Powell Pick a No Brainard
Nominations for these two positions will now head to the U.S. Senate for confirmation. It is unclear how the votes will go, although the Republican and Democratic brass have given high marks to the incumbent chair. Biden praised Powell for his “decisive” handling of the nation’s economy in the early days of the coronavirus pandemic. He said in a statement:
“As I’ve said before, we can’t just return to where we were before the pandemic, we need to build our economy back better, and I’m confident that Chair Powell and Dr. Brainard’s focus on keeping inflation low, prices stable, and delivering full employment will make our economy stronger than ever before.”
The White House announcement added that Brainard, who is considered “one of our country’s leading macroeconomists,” has maintained a critical role at the central bank by cooperating with Powell to jump-start the economic recovery. Brainard will succeed Richard Clarida as the second person in charge. His term expires on Jan. 31, 2022.
Bulls Cheer Biden
Financial markets cheered the choice.
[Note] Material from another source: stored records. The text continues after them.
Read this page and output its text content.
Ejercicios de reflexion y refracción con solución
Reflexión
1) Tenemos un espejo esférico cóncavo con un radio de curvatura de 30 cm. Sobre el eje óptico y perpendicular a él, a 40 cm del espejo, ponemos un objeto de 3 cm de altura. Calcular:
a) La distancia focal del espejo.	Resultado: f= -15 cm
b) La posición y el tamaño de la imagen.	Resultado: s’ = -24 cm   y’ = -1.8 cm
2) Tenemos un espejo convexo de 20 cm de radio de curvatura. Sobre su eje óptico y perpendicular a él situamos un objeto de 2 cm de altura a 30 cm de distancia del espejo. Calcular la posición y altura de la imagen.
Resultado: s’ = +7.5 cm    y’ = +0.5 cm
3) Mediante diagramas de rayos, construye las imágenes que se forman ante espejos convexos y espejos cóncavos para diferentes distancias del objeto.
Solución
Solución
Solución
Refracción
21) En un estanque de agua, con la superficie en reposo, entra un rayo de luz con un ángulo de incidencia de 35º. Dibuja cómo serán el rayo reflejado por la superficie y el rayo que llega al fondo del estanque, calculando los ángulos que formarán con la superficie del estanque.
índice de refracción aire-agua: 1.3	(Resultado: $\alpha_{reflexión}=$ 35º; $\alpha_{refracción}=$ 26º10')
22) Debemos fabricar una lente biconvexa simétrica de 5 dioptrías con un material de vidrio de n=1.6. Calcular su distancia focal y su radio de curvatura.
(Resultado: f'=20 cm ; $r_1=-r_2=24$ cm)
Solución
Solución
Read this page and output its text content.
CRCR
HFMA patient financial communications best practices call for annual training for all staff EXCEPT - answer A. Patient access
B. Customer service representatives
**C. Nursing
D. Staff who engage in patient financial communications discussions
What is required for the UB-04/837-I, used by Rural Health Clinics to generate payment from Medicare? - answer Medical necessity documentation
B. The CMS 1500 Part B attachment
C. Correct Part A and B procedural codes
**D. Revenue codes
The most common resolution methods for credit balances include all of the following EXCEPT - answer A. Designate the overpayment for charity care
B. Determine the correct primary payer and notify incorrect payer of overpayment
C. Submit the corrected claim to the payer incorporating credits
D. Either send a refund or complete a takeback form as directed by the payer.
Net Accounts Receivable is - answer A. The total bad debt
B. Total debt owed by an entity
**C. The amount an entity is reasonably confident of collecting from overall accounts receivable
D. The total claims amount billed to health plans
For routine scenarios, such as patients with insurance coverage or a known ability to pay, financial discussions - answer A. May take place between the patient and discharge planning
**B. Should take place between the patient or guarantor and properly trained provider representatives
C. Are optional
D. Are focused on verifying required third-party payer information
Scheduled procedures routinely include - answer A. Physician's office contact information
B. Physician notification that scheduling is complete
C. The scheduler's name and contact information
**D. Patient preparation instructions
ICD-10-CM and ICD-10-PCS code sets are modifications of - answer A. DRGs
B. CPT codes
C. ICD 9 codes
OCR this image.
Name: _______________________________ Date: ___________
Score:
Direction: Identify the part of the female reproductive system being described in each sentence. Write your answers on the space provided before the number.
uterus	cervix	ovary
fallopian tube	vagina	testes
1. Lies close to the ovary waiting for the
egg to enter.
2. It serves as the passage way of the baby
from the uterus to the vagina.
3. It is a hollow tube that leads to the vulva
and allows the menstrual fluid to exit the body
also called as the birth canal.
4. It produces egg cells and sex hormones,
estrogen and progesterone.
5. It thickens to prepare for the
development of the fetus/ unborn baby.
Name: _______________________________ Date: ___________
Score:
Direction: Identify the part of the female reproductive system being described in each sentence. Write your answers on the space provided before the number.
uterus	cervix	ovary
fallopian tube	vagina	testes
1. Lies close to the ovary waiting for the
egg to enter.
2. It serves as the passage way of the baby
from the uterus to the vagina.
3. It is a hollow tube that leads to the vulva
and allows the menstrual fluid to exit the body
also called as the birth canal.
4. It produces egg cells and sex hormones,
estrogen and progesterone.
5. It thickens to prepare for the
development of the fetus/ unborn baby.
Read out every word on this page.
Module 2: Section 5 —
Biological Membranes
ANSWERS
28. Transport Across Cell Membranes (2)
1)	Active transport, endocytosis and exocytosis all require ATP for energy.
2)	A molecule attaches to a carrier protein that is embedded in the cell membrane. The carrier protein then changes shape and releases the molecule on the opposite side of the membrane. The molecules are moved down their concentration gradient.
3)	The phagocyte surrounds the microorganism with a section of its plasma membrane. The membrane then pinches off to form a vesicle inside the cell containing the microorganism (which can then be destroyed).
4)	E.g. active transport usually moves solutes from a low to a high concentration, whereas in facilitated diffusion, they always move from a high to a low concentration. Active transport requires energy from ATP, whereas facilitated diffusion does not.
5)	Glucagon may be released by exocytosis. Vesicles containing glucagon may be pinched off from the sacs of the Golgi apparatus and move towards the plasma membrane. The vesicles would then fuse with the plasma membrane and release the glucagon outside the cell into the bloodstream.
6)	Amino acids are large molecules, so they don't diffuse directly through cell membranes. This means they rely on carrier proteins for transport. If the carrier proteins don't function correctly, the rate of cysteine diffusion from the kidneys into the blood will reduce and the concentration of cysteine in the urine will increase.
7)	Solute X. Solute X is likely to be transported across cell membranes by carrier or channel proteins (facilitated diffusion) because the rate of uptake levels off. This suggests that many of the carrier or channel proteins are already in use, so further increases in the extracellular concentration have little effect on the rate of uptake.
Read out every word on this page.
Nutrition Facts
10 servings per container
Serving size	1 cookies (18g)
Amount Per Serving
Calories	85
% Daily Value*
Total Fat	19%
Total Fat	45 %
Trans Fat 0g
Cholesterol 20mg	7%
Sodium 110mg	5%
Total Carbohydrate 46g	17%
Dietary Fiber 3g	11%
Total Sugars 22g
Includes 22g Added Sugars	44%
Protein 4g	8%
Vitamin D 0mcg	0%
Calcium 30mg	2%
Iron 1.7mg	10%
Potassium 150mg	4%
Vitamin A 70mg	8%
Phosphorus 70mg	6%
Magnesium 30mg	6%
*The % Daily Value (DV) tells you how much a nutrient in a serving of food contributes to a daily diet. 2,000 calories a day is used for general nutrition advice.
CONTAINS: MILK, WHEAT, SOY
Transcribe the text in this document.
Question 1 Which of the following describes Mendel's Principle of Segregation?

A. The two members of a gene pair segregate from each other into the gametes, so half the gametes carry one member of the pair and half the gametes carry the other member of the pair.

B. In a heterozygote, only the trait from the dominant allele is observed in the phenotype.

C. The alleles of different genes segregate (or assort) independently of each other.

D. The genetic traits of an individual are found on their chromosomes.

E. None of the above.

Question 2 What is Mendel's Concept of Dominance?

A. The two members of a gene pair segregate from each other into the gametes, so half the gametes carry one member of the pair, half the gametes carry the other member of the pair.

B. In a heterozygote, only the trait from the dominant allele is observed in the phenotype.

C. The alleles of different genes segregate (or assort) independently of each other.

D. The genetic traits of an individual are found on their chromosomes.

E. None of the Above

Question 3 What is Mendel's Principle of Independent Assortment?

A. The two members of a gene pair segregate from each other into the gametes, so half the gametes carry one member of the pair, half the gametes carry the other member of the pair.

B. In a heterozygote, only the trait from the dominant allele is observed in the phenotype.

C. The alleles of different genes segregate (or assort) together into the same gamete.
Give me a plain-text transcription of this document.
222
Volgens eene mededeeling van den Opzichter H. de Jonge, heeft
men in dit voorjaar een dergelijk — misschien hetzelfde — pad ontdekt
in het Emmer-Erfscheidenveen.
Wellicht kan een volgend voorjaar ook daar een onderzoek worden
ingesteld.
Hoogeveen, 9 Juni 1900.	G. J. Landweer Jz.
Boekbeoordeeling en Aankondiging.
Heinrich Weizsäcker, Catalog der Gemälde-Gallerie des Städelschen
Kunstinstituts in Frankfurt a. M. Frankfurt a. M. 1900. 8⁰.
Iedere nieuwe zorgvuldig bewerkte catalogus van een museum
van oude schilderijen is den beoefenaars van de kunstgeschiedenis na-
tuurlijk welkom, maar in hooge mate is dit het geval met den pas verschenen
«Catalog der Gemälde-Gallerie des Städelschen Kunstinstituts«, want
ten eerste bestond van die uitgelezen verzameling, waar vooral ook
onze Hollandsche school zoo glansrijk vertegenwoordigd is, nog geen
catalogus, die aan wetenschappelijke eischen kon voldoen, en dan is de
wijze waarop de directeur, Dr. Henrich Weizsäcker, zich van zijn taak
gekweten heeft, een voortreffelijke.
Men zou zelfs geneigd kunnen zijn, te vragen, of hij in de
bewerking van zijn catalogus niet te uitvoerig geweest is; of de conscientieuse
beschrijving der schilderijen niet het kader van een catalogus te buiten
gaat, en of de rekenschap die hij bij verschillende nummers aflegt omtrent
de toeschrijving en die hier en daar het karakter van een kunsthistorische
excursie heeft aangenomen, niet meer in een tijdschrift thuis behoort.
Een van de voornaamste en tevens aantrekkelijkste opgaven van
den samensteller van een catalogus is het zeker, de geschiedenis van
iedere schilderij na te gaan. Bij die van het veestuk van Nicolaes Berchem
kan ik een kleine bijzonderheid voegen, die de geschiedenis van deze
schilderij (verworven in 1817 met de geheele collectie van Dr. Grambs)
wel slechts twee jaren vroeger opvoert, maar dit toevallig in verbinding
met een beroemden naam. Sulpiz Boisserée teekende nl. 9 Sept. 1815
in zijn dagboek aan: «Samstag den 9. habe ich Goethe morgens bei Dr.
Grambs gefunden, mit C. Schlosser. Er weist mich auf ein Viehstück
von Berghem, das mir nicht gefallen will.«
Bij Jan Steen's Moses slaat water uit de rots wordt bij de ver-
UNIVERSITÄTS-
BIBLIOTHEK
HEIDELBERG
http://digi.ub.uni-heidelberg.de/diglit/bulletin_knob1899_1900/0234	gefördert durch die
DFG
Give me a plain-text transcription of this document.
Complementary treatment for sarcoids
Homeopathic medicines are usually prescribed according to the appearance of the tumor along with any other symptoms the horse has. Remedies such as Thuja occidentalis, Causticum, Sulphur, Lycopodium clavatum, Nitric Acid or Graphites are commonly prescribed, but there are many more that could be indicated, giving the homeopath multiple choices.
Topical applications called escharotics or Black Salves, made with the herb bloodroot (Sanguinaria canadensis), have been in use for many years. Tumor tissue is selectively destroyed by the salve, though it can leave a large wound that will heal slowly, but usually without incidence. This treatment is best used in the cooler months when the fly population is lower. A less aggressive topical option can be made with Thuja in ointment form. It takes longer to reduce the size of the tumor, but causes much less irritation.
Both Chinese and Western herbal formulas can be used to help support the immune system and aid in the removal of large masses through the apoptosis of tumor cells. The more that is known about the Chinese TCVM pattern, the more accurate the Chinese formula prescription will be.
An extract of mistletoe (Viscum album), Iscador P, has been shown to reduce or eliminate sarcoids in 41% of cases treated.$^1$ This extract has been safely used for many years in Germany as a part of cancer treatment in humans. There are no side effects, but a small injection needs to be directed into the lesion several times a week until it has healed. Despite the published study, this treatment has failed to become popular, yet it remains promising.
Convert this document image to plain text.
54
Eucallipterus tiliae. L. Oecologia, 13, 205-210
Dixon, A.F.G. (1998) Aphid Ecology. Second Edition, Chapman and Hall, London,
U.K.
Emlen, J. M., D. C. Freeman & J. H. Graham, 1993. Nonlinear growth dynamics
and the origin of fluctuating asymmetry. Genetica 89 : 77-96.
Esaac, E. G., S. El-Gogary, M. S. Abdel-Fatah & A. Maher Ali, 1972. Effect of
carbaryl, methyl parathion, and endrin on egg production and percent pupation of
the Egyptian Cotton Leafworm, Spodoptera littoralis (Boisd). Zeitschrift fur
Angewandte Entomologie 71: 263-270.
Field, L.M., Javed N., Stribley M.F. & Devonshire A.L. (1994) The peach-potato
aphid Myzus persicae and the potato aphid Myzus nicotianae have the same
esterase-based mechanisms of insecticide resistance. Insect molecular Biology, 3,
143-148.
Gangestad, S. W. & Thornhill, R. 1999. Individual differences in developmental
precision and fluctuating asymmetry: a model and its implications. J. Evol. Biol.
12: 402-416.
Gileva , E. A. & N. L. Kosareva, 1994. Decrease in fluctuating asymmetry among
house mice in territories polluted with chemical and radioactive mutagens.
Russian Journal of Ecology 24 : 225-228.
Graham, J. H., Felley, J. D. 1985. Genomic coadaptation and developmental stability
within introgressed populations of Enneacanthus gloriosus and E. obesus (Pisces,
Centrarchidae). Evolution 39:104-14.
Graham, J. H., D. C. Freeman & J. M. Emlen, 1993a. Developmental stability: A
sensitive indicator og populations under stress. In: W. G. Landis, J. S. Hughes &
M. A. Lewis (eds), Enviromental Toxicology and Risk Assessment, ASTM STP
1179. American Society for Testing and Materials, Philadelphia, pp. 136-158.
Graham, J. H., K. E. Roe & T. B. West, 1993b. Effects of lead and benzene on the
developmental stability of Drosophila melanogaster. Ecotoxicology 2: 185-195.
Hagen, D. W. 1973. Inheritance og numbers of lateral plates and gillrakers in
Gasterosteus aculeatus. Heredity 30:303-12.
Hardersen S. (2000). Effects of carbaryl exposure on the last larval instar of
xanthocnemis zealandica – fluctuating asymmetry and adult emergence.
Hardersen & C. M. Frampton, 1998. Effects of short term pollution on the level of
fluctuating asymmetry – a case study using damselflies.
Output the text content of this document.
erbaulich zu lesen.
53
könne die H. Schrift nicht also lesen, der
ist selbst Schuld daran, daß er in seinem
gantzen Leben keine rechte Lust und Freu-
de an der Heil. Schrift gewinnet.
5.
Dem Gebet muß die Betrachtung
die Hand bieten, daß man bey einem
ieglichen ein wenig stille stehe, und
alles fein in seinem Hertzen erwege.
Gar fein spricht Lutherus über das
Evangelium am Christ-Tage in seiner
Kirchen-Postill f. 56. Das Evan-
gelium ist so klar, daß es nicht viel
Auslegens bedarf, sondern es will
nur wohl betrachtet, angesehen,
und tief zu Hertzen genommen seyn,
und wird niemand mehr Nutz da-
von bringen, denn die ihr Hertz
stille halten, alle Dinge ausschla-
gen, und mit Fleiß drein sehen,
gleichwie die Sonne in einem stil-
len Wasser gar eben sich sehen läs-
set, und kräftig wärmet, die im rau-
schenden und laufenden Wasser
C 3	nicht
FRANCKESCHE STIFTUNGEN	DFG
The Dow Jones Industrial Average (DJIA) surged close to 36,000, while the S&P 500 topped 4,700. The U.S. Treasury market was in a sea of green, with the benchmark ten-year bond testing 1.6%. The U.S. Dollar Index (DXY), which gauges the greenback against a basket of currencies, advanced as high as 96.34. Gold and silver, two conventional safe-haven assets in a time of chaos and upheaval, endured a steep selloff. Bitcoin, a much-debated safe-haven asset, continued its string of losses, falling below $58,000. Put simply, Wall Street was ebullient on the news.
Powellflation Continuity at the Fed?
The Eccles Building has initiated a remodeling process that aims to curtail monetary expansion and gradually reduce hooch amounts in the punch bowl. In other words, the Fed is trimming its $120 billion-a-month in asset purchases, with interest rate hikes forecast to arrive by the summer. This, market analysts aver, requires continuity at the highest levels of the central bank.
“With the Federal Reserve at an inflection point of starting to dial back stimulus, continuity at Fed chair is key,” said Greg McBride, chief financial analyst at Bankrate.com. “It’s tough to change jockeys in the middle of the race.” He added that making the announcement before the opening bell helped alleviate market jitters heading into the Thanksgiving holiday.
But while this is something the market is pleased by right now, does it solve any of the fundamental problems impacting U.S. consumers? The consensus among the rate-setting Federal Open Market Committee (FOMC) members is that inflation remains transitory, despite the consumer price index (CPI), the producer price index (PPI), and the personal consumption expenditure (PCE) price index sizzling and expected to remain high for another year, according to Treasury Secretary Janet Yellen.
As the Fed continues to wind down stimulus and relief efforts, Powell is taking more of a slow-and-steady approach to scaling back quantitative easing. This, market observers note, explains why the Fed chair has employed terms like “patient” to justify refraining from raising interest rates sooner. Still, Powell’s track record has been less than adequate, missing the mark on the most significant increase in price inflation in three decades. What he does next may depend on how the chief measurements on his dashboard perform. So far, it suggests that he may need to pull the trigger on rate hikes by next summer since high inflation is broad-based and affecting growth.
Brainard Behind the Operation
Clearly, the Biden administration is setting up Brainard to become the next prominent figure in the Federal Reserve System or U.S. government. Be it as a Fed chair or treasury secretary, White House officials are lifting her up the ladder in Washington. As Liberty Nation has reported, many of the progressives inside the Democratic Party have been pushing for Brainard. She is not only a woman in an organization clamoring for gender diversity but also a stalwart of Keynesian economics, championing interventionist measures to micromanage the economy. From central bank digital currencies (CBDCs) to money-supply expansion, Brainard is, as the late Robert Wenzel, editor and publisher of the Economic Policy Journal, noted, “an establishment elitist apparatchik.” And, like Powell, she possesses a putrid track record on inflation by toeing the transitory line.